- 16 -

Родительские слезы

 

За месяцы после ареста впервые разрешили, и мне принесли передачу - с теплой одеждой и другим, минимально необходимым человеку. Я радовалась и обливалась слезами: это все укладывала моя мама, и сейчас она стоит под дверями тюрьмы. Бедные мои родители! Сколько страданий выпало им пережить! Кто поддержит их в разрушенном доме, больных и убитых горем?!

Как рассказывали мне родители потом, поддержки ждать не приходилось. Напротив, люди избегали встреч с ними, боялись, чтобы не увидели их вместе и, если выражали сочувствие, то тайно. Находились и такие, что бросали в лицо: «Вырастили врага народа!»

А папа мой, Иван Николаевич Чернета, был из всеми уважаемых людей на своей улице в заводском районе и в ближней округе: один из самых квалифицированных рабочих металлургического завода, взятый на войну и отозванный с нее снова на свой завод, кому поручались наиболее ответственные задания, спокойный, рассудительный мудрый, грамотный, знающий Закон Божий. К нему шли за советом - и родня, и соседи, и знакомые. Правда, производственный и житейский авторитет не помогли, когда в середине тридцатых он не смог подписаться на очередной заем на сумму, как требовалось, месячного заработка (в ту пору он с напряжением всех сил достраивал свой дом), и его уволили с завода с «волчьим билетом», с каким везде отказывали в работе. А значит, не полагалось и продуктовых карточек. Спасибо, нашелся добрый человек, хорошо знавший его, и, рискуя сам, принял на тот же завод.

Настрадалась и мама моя, Мария Акимовна. От невзгод войны, дважды прошедшей огнем и металлом по Днепропетровску. От того, что оба сына Иван и Павел с приходом наших в левобережную часть города пошли добровольцами в армию, готовившуюся к форсированию Днепра, и тут же, в начале операции сложил свою голову Ванечка. А Павлик от ранения стал инвалидом. И вот ко всему, оказалась в тюрьме дочь. Еще одной раной на их сердца! Кому излить было свое горе, кому довериться?!..

В тюрьме вызовов на допросы нет, они остались в СМЕРШе.

 

- 17 -

Дни тянутся мучительно, в тяжелых размышлениях о своем положении. В камере постепенно сменяются люди и немало новых. Они рассказывают, что уже пожелтели листья, пришли и холода. А я все в тюрьме. И что-то ждет впереди...?
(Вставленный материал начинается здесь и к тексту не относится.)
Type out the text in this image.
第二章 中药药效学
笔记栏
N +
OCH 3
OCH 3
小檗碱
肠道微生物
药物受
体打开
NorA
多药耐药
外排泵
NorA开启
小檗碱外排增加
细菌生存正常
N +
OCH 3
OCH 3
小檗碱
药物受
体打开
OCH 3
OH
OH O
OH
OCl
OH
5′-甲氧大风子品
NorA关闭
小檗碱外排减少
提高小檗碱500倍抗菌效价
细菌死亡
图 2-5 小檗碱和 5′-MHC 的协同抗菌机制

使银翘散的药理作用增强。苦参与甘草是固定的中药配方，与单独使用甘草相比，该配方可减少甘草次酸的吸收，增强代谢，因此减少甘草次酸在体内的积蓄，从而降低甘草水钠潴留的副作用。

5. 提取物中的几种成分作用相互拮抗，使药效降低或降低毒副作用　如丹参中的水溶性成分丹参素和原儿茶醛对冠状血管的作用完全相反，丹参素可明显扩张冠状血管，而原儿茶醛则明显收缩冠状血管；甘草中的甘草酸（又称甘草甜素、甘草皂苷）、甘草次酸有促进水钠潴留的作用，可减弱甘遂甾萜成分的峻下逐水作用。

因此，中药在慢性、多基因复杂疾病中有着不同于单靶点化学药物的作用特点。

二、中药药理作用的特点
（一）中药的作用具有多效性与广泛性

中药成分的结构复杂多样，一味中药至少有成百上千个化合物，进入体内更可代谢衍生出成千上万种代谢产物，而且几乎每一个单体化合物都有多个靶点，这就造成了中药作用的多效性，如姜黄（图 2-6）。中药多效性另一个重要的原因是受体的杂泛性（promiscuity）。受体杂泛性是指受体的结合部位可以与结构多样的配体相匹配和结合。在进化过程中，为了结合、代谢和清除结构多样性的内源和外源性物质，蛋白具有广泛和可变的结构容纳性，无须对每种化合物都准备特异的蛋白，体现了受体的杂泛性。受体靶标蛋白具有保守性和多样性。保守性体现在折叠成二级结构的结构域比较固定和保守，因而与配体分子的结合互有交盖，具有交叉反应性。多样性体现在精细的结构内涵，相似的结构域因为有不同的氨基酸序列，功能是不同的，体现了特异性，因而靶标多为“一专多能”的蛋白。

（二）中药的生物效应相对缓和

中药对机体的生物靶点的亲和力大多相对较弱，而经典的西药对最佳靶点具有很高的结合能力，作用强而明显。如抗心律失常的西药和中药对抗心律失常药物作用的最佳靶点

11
Вдруг в коридоре послышались какое—то движение, беготня, клацание замков и грохот тяжелых, кованых дверей. Открылась и наша дверь: «Построиться!». Стою в первом ряду. На пороге появляется очень благополучного вида, со сверкающими золотом звездами на погонах — прокурор. Молча рассматривает изможденных тюрьмой и бедой женщин. По его виду для него будто и войны нет, и не гибнут ни чьи сыновья. За его спиной еще с десяток таких же не знающих тягот жизни лиц. Прокурорский взгляд скользнул и по мне:

— Почему в камере со взрослыми малолетки?

— По документам она не малолетка.

Прокурор удовлетворен ответом, и дверь быстро захлопывается.

Так я получила тюремное прозвище «Малолетка». Оно, однако, не помешало вскоре получить и звание каторжанки. На 20 лет. А заполнивший этажи одного из наиболее видных зданий в городе аппарат КГБ, СМЕРШа, мог рапортовать: одержана еще одна победа! Его «умелыми» действиями изобличен в антисоветской деятельности враг, скрывавшийся под личиной милой девушки—студентки. Подобрав в дни оккупации одну из кем-то разбросанных листовок—призывов изгнать немцев и стать самостоятельными, она не только прочитала ее, но показала подругам (о чем с детской доверчивостью подробно рассказала следствию я сама), то есть проявила себя как организатор антисоветской группы.

И стражи безопасности вынудили ее сознаться во всем!